The new committee would not evaluate the technical aspects of various grade separation options, which would remain the purview of XCAP. Rather, it would take the information developed by staff and XCAP, consider funding options and craft recommendations for the City Council to consider, according to a new report from Shikada's office. And rather than prioritize neighborhood impacts, the new group would focus on the big picture, both locally and regionally.
"The RBRC would provide advice to the City Council that reflects an understanding of the political environmental locally and regionally, and the advocacy viability of options in light of these considerations," the report states.
So far, the idea of appointing yet another committee to work on grade separation has met a mixed reception. While the council seemed open to the idea on Aug, 19, some members of XCAP argued that creating a new group would unnecessarily delay the process.
"Why not simply appoint a few more members — former electives or whoever is qualified — to XCAP?" XCAP member Phil Burton asked at the group's Aug. 21 meeting. "Beef it up. Why duplicate and lose a lot of time in the process."
Judy Kleinberg, a former mayor who now serves as president of the Palo Alto Chamber of Commerce, also called the proposed committee "duplicative" and unnecessary. Kleinberg, who serves on XCAP, also suggested that if the new committee is formed, it should not be limited to former elected officials.
While some former mayors and council members may be up to speed on what's going on, most have "moved on to their condo in Maui," Kleinberg said at XCAP's Aug. 21 meeting.
"They are not up to speed on this," she said.
Kleinberg also told the council on Aug. 19 that by limiting membership to former elected official, the city would be "leaving out the younger generation, which really has a stake in what you're deciding."
Councilwoman Liz Kniss agreed and suggested that most former elected officials are not up to speed on the city's grade-separation effort and it would be difficult for them to jump into the process.
"We have a number of people who come here on a regular basis who probably not only would like to serve but would have that important skill set that I think they need to have in order to make a difference," Kniss said at the Aug. 19 council meeting.
Shikada is also suggesting inviting the Chamber of Commerce, Stanford University, Caltrain, the Santa Clara Valley Transportation Authority and the Silicon Valley Leadership Group to participate in the new committee, in a nonvoting capacity.
"It's important to note that because the rail is part of a regional system, we are dependent on VTA and on Caltrain, as it relates to both funding and permit approval, for any concepts that are advanced," Shikada told the council on Aug. 19. "There is an inherent necessity for what's developed locally to fit regionally."
Under his proposal, the XCAP will continue to evaluate the various design options for grade separation with the goal of finishing its work by the end of this year.
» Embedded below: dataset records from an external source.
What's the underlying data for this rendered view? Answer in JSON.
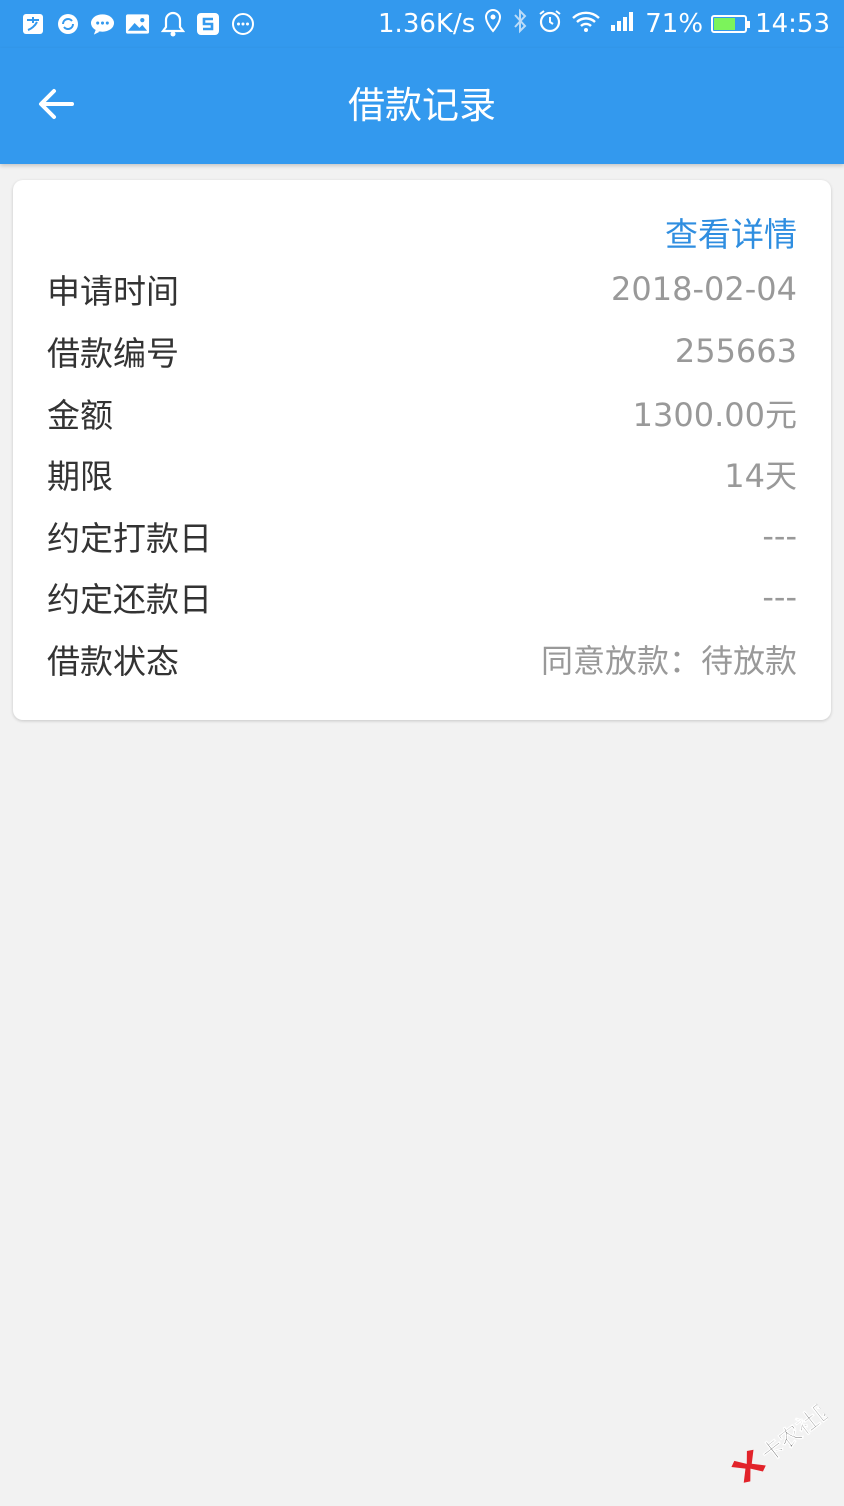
{
  "statusbar": {
    "network_speed": "1.36K/s",
    "battery_percent": "71%",
    "battery_level": 0.71,
    "time": "14:53",
    "left_icons": [
      "alipay-icon",
      "sync-icon",
      "chat-icon",
      "gallery-icon",
      "notification-icon",
      "s-app-icon",
      "more-icon"
    ],
    "right_icons": [
      "location-icon",
      "bluetooth-icon",
      "alarm-icon",
      "wifi-icon",
      "signal-icon"
    ]
  },
  "appbar": {
    "title": "借款记录",
    "back_icon": "arrow-left-icon"
  },
  "record": {
    "detail_link": "查看详情",
    "rows": [
      {
        "label": "申请时间",
        "value": "2018-02-04"
      },
      {
        "label": "借款编号",
        "value": "255663"
      },
      {
        "label": "金额",
        "value": "1300.00元"
      },
      {
        "label": "期限",
        "value": "14天"
      },
      {
        "label": "约定打款日",
        "value": "---"
      },
      {
        "label": "约定还款日",
        "value": "---"
      },
      {
        "label": "借款状态",
        "value": "同意放款：待放款"
      }
    ]
  },
  "watermark": {
    "text": "卡农社区"
  },
  "colors": {
    "primary": "#3399ee",
    "link": "#2f8ee0",
    "label": "#333333",
    "value": "#999999",
    "background": "#f2f2f2"
  }
}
The new committee would begin working in the fall, with the aim of completing most of its work by spring 2020, around the time that the council is scheduled to make its decision on a potential ballot measure that would raise money for the preferred alternative.
The council has already eliminated more than two dozen alternatives from consideration, including, most recently, a citywide tunnel that was estimated to cost up to $3 billion. Among the options that remain in play are a trench for trains at East Meadow Drive and Charleston Road crossings, a viaduct for trains at this segment and a "hybrid" option that combines raised tracks and lowered roads. The council is also considering closing the Churchill Avenue crossing to traffic and a train tunnel between Oregon Expressway and Mountain View.
If the council agrees to form the new rail committee on Monday, it will have to decide how to pick its members. Shikada had offered several alternatives, including allowing each council member to select one or two individuals; establishing an open application process; or letting Shikada bring forward candidates for the council to approve.